Talibam w/ Uncle Woody Sullender on Avant Banjo Blues and Special Guests

Fri 27 Jan, 2006, 8pm

Talibam performs with Uncle Woody Sullender on avant banjo blues and special guests guitarist Chris Forsyth (peeesseye), drummer Mike Pride (Dynamite Club, Fushitsusha, etc), and Michael Evans (one man percussion wonder).

Talibam: Think Media Dream-vintage Sun Ra organ blow-outs locking in with saxophone feedback and a single Plunderphonic-ed Keith Moon drum fill for 40 minutes. Or, imagine Andy Kaufman sitting in on keyboards with Borbetomagus at next year’s ABC No Rio benefit.

Whoa.

Talibam is three people. Matt Mottel’s visage should be familiar to anyone who’s been going to shows in NYC in the past 8 years. He’s been hanging around NYC clubs since he was like 16, and dropping electric mind bombs with his synthesizer in those clubs nearly as long. Kevin Shea’s drumming and stage gymnastics have been gazed at with wide wonder through his membership in bands like Storm & Stress (Touch & Go), Coptic Light (No Quarter), and People (I and Ear). And Ed Bear plays the baritone saxophone like ron Asheton, and lives in his girlfriend’s dorm room at Bard College.

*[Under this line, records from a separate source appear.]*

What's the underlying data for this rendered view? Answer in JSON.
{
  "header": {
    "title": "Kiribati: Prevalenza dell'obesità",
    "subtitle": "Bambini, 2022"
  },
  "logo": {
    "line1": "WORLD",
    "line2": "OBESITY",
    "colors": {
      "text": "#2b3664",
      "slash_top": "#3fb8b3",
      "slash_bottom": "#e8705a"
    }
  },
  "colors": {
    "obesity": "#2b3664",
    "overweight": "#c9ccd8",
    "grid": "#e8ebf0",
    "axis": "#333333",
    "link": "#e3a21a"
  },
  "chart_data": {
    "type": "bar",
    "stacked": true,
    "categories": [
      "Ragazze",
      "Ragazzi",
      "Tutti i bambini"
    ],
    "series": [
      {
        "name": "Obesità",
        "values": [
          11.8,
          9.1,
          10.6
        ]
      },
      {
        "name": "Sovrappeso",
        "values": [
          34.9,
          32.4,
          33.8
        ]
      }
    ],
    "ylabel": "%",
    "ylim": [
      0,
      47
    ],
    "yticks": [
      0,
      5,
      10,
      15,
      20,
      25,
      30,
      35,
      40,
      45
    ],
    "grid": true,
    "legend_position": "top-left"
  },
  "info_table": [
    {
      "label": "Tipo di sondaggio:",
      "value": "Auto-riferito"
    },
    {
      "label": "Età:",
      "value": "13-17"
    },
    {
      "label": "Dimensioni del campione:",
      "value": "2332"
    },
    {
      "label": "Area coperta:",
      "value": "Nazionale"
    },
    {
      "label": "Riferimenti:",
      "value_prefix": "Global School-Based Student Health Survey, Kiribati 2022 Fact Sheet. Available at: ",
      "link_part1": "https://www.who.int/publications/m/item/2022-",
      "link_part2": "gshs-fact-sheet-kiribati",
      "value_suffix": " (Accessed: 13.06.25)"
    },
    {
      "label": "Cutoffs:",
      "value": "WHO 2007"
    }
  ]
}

Under the not-so-clever moniker of Uncle Woody Sullender, Woody Wullender performs improvised banjo music, playing with and against the cultural symbol of his chosen instrument. While alluding to the “traditional” musics of his home states of Virginia and North Carolina, he explores a diverse plane of plucked string music from around the world as well as incorporating punk, noise, free jazz, etc. In 2004, he collaborated with sound artist Maryanne Amacher, incorporating his banjo recordings into “TEO! A sonic sculpture” which won the Golden Nica at Ars Electronica. Although heavily involved in Chicago’s free improvisation community, this is Sullender’s first solo performance in New York since recently relocating to Brooklyn.